Toshiba, salah satu perusahaan teknologi terkemuka yang telah berdiri sejak sebelum Perang Dunia II, mengalami kehancuran setelah terbongkar skandal keuangan yang menggemparkan. Pada tahun 2015, Komisi Pengawasan Sekuritas Jepang mulai menyelidiki praktik akuntansi Toshiba untuk proyek infrastruktur. Hasilnya, ditemukan pemalsuan data laporan keuangan yang mencatat penjualan dan laba perusahaan lebih tinggi dari kenyataan.
Para pemegang saham, yang terdampak oleh manipulasi ini, menghadiri rapat umum di Tokyo pada Juni 2015. Tanpa ampun, kredibilitas Toshiba hancur dan saham mereka dihapus dari bursa saham Tokyo. Dalam upaya menyelamatkan diri, para petinggi perusahaan harus membayar kerugian yang mereka sebabkan.
Sejarah panjang Toshiba, yang dimulai pada tahun 1939 melalui merger beberapa perusahaan tua, kini dipenuhi oleh berbagai pencapaian teknologi. Mereka menjadi pionir dalam banyak hal, mulai dari lampu bohlam pertama hingga pembangkit listrik menggunakan kincir air pertama di Jepang. Namun, dalam era persaingan bisnis yang semakin sengit, reputasi mereka mulai pudar.

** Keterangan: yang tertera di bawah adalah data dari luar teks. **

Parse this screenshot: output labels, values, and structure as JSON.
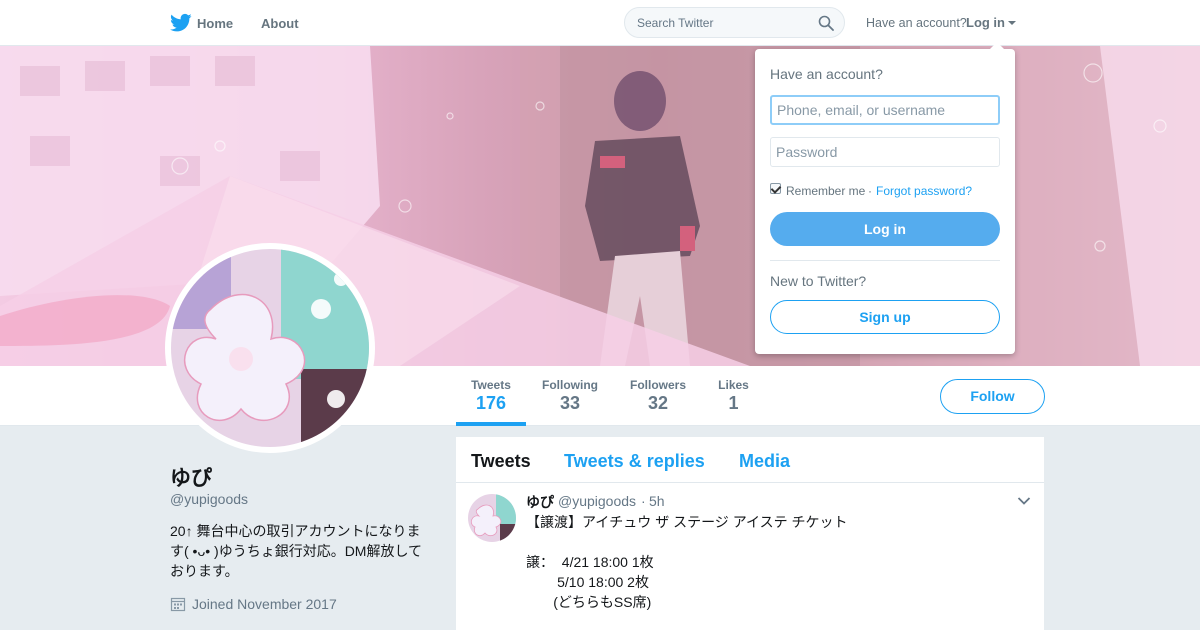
{
  "nav": {
    "home": "Home",
    "about": "About",
    "search_placeholder": "Search Twitter",
    "have_account": "Have an account?",
    "login": "Log in"
  },
  "login_dropdown": {
    "title": "Have an account?",
    "username_placeholder": "Phone, email, or username",
    "password_placeholder": "Password",
    "remember_me": "Remember me",
    "separator": "·",
    "forgot_password": "Forgot password?",
    "login_button": "Log in",
    "new_to_twitter": "New to Twitter?",
    "signup_button": "Sign up",
    "remember_checked": true
  },
  "stats": [
    {
      "label": "Tweets",
      "value": "176",
      "active": true
    },
    {
      "label": "Following",
      "value": "33",
      "active": false
    },
    {
      "label": "Followers",
      "value": "32",
      "active": false
    },
    {
      "label": "Likes",
      "value": "1",
      "active": false
    }
  ],
  "follow_button": "Follow",
  "profile": {
    "name": "ゆぴ",
    "handle": "@yupigoods",
    "bio": "20↑ 舞台中心の取引アカウントになります( •ᴗ• )ゆうちょ銀行対応。DM解放しております。",
    "joined": "Joined November 2017"
  },
  "timeline": {
    "tabs": [
      "Tweets",
      "Tweets & replies",
      "Media"
    ],
    "tweet": {
      "name": "ゆぴ",
      "handle": "@yupigoods",
      "separator": "·",
      "time": "5h",
      "text": "【譲渡】アイチュウ ザ ステージ アイステ チケット\n\n譲：  4/21 18:00 1枚\n        5/10 18:00 2枚\n       (どちらもSS席)"
    }
  },
  "colors": {
    "accent": "#1da1f2",
    "login_button": "#55acee",
    "banner_pink": "#f3cbe3"
  },
  "icons": [
    "twitter-bird-icon",
    "search-icon",
    "caret-down-icon",
    "calendar-icon",
    "chevron-down-icon"
  ]
}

Tindakan gegabah juga memainkan peran dalam kisah kehancuran Toshiba. Pembelian Westinghouse Electric Company, perusahaan teknologi nuklir senilai miliaran dolar pada tahun 2006, dianggap sebagai langkah berani untuk masa depan energi. Namun, ramalan yang menganggap tenaga nuklir sebagai alternatif utama terhadap minyak dan batu bara gagal terwujud.
Penyelidikan lebih lanjut mengungkapkan praktik kecurangan yang melibatkan beberapa CEO, termasuk Hisao Tanaka dan Norio Sasaki. Budaya perusahaan yang memupuk loyalitas buta terhadap atasan dan ketidakmampuan para karyawan untuk melaporkan kecurangan menyebabkan skandal ini berkembang selama bertahun-tahun.
Di tengah tekanan publik dan kehancuran finansial, CEO dan eksekutif lainnya terpaksa mengundurkan diri. Pengadilan memerintahkan mantan CEO untuk membayar ganti rugi yang besar, menandai kali pertama CEO dituntut tanggung jawab atas penyimpangan perusahaan.
Pada akhirnya, Toshiba dipimpin oleh Masashi Muromachi, tetapi upaya penyelamatan terlambat. Perusahaan nuklir yang dibelinya juga tidak dapat menyelamatkan Toshiba dari krisis finansial yang mendalam. Kisah kebangkitan dan kehancuran Toshiba mengajarkan pelajaran berharga tentang pentingnya tata kelola perusahaan yang kuat dan integritas yang tak ternilai harganya.